Dear Austin Chronicle, First off, we at Save Our Springs Alliance like the Chronicle. We go back a long way together in our shared vision of a progressive Austin. We were especially chagrined, then, to read Louis Black’s peculiarly strident editorial on the charter amendments [“Page Two,” April 7] and so feel compelled to clarify our position. Most American cities have developed in a rather unconscious manner and so have thoughtlessly severed their connection with the natural world, to the point where generations of children are growing up without being able to experience an unpolluted stream or enjoy the view from an undeveloped bluff. In Austin, we’ve been trying to follow a different path. The Town Hall citizen rallies and subsequent SOS Ordinance of the early Nineties pointed toward a different kind of city, one that would consciously maintain its connection with nature. The SOS Ordinance is not just about one spring, even if it is one of our sources of drinking water, or one swimming hole, even if it is the best urban swimming hole in the country. SOS is about a vision for a city and its relationship to the natural world. So why do we need charter amendments now? The recent failure of nerve of our political leaders has emboldened some developers to exploit “grandfathering” claims and so circumvent SOS standards. These two amendments would provide defense against those who would overextend “grandfathering” and would allow us to see clearly into our political process so we can get the government we deserve. In the early Nineties there were predictions that the SOS Ordinance would stifle growth, become too onerous, ruin Austin. Looking around the city today, those claims seem patently false. We feel the same way about concerns regarding charter amendments 1 and 2, and we trust the voters will agree on May 13, when they renew their pledge to protect Barton Springs. You called us “fringe” and “monomaniacal.” We are trying to help Austin become a new kind of city, one that other fast-growing communities might look to as a model. If there is something extreme about that, we see it as a good kind of extremism.
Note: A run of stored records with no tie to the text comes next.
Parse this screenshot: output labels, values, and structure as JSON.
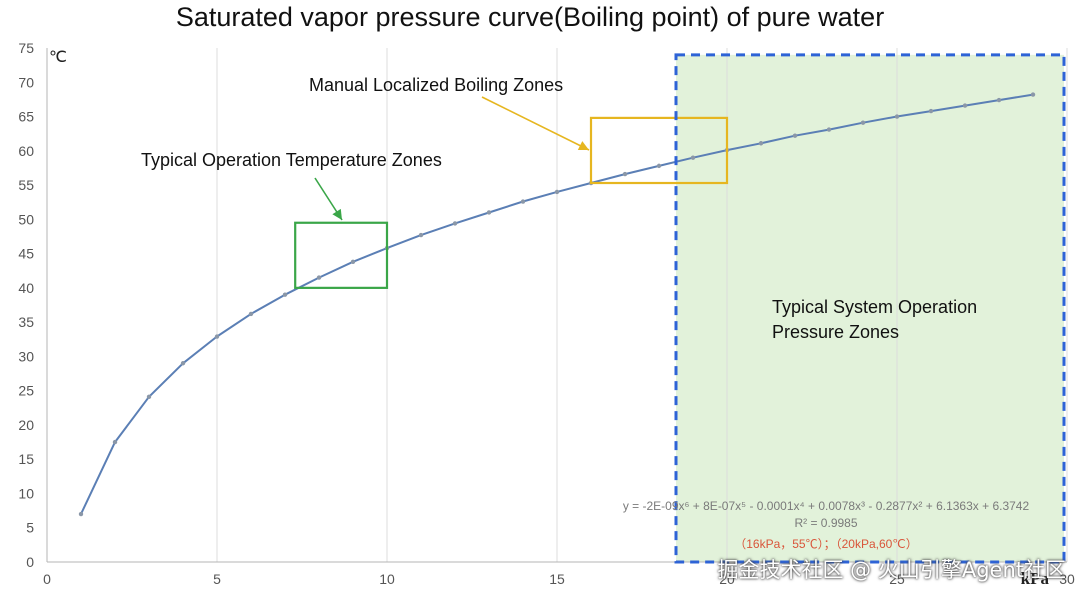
{
  "title": "Saturated vapor pressure curve(Boiling point) of pure water",
  "watermark": "掘金技术社区 @ 火山引擎Agent社区",
  "colors": {
    "curve": "#5b7fb5",
    "point": "#8a97a8",
    "green_box": "#3aa648",
    "yellow_box": "#e6b620",
    "blue_dash": "#2e63d6",
    "green_fill": "#e2f2da",
    "grid": "#dcdcdc",
    "annotation_red": "#d9553a",
    "formula_gray": "#7a7a7a"
  },
  "chart_data": {
    "type": "scatter",
    "title": "Saturated vapor pressure curve(Boiling point) of pure water",
    "xlabel": "kPa",
    "ylabel": "℃",
    "xlim": [
      0,
      30
    ],
    "ylim": [
      0,
      75
    ],
    "x_ticks": [
      0,
      5,
      10,
      15,
      20,
      25,
      30
    ],
    "y_ticks": [
      0,
      5,
      10,
      15,
      20,
      25,
      30,
      35,
      40,
      45,
      50,
      55,
      60,
      65,
      70,
      75
    ],
    "grid": "vertical",
    "series": [
      {
        "name": "",
        "x": [
          1,
          2,
          3,
          4,
          5,
          6,
          7,
          8,
          9,
          10,
          11,
          12,
          13,
          14,
          15,
          16,
          17,
          18,
          19,
          20,
          21,
          22,
          23,
          24,
          25,
          26,
          27,
          28,
          29
        ],
        "y": [
          7,
          17.5,
          24.1,
          29,
          32.9,
          36.2,
          39,
          41.5,
          43.8,
          45.8,
          47.7,
          49.4,
          51,
          52.6,
          54,
          55.3,
          56.6,
          57.8,
          59,
          60.1,
          61.1,
          62.2,
          63.1,
          64.1,
          65,
          65.8,
          66.6,
          67.4,
          68.2
        ]
      }
    ],
    "trendline": {
      "type": "polynomial",
      "equation": "y = -2E-09x⁶ + 8E-07x⁵ - 0.0001x⁴ + 0.0078x³ - 0.2877x² + 6.1363x + 6.3742",
      "r_squared": "R² = 0.9985"
    },
    "annotations": [
      {
        "label": "Typical Operation Temperature Zones",
        "x_range": [
          7.3,
          10
        ],
        "y_range": [
          40,
          49.5
        ],
        "color": "green"
      },
      {
        "label": "Manual Localized Boiling Zones",
        "x_range": [
          16,
          20
        ],
        "y_range": [
          55.3,
          64.8
        ],
        "color": "yellow"
      },
      {
        "label": "Typical System Operation Pressure Zones",
        "x_range": [
          18.5,
          30
        ],
        "y_range": [
          0,
          74
        ],
        "color": "blue-dashed"
      }
    ],
    "note": "（16kPa，55℃）；（20kPa,60℃）"
  }
}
Regardless of the outcome of the election, we look forward to working alongside the Chronicle for an Austin we can all be proud of.
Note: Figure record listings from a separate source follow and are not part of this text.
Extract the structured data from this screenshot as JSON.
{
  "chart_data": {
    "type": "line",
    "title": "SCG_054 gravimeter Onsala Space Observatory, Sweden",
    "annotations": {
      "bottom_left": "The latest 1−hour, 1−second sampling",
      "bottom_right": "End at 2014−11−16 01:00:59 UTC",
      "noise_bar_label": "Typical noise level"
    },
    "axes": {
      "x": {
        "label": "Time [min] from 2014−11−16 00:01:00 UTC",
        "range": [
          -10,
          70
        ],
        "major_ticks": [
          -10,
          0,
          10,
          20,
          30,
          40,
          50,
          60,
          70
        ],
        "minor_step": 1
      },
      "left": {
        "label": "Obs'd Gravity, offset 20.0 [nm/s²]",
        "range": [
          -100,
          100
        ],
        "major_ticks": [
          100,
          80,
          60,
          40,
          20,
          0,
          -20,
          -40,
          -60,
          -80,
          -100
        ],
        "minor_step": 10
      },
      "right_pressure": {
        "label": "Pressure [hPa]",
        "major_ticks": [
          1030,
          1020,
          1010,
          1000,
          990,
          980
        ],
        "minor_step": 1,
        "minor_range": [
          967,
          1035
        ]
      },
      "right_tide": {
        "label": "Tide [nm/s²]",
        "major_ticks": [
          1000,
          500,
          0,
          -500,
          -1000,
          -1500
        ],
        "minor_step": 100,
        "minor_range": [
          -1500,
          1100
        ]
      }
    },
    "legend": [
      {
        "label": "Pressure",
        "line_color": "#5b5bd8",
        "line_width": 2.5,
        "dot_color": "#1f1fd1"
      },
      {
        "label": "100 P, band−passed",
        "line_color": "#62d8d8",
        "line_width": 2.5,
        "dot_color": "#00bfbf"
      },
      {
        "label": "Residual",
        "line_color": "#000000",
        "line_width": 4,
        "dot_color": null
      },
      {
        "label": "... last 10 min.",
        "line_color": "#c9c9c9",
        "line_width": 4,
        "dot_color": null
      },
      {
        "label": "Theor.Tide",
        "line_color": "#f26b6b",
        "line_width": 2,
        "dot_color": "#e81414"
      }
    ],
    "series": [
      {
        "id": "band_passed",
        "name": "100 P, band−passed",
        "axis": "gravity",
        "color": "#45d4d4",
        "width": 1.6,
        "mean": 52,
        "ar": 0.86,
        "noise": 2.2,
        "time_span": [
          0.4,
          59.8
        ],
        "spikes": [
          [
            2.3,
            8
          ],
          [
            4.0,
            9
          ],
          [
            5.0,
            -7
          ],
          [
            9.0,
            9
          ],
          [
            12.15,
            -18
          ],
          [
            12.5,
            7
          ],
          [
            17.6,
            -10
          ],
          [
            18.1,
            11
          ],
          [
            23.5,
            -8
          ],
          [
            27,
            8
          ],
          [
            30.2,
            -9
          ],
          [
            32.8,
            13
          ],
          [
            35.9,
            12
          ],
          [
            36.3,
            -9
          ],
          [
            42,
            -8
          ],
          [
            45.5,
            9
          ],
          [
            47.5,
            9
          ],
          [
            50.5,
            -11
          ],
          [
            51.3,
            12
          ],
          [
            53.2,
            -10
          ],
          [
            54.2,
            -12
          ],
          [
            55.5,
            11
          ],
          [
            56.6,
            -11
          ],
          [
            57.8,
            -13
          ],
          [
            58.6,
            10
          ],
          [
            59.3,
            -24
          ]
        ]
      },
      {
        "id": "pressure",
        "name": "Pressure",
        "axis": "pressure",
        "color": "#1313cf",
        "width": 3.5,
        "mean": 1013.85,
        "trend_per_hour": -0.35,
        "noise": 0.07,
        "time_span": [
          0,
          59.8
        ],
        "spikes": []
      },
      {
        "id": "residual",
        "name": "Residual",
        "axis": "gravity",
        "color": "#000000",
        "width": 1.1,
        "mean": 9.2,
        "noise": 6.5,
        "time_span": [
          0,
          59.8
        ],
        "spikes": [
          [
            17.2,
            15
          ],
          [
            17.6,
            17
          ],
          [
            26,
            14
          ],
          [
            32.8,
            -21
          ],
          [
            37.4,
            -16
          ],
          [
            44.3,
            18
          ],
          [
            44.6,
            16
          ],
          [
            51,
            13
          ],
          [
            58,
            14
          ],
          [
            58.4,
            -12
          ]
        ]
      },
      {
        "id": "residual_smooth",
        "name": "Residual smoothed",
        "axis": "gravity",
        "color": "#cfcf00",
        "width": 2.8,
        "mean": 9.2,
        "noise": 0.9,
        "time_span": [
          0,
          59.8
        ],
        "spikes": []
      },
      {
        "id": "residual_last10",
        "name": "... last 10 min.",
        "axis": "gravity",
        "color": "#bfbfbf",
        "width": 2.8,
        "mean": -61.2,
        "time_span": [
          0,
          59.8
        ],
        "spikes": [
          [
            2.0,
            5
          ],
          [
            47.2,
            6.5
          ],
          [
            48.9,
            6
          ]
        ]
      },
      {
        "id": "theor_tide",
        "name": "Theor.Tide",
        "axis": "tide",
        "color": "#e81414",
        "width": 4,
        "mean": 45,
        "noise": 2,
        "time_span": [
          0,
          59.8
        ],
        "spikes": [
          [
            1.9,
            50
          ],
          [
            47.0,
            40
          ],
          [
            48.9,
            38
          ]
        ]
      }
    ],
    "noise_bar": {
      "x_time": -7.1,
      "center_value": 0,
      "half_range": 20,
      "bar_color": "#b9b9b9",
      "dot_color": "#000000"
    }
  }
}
Sincerely, Board of directors, Save Our Springs Alliance: Karin Ascot, Roger Baker, John Barkley, Susan Caldwell, Robert Corbin, Ann Del Llano, Michael DiLeo, Ray Goodrich, Tim Jones, Dick Kallerman, Mark Kirkpatrick, Marcia Lucas, Kirk Mitchell, Nancy Scanlan
[Editor Louis Black responds: I'm somewhat astonished that although the SOS board "likes" the Chronicle, they choose not to respond to any of the editorial's arguments. Instead, they take it as self-evident, without justification, that the charter amendments will magically produce "open government" and "clean water." Regardless of what SOS says it wants, or what they intend, if the propositions pass, it won't be SOS enforcing them. Austin will be left with horribly worded, unclear, and confusing propositions that are just as likely to do the opposite from what is intended and promised. If they pass, the only certainty is subsequent litigation.
And isn't it just a bit disingenuous to argue that "In the early Nineties there were predictions that the SOS Ordinance would stifle growth, become too onerous, ruin Austin. Looking around the city today, those claims seem patently false." The Chronicle and I (in that we don't always share the same opinion), of course, didn't make those predictions but argued exactly the opposite. Before there was an SOS, the Chronicle had staked out a very clear position rebutting that nonsense. Now, I feel, we're rebutting different nonsense.]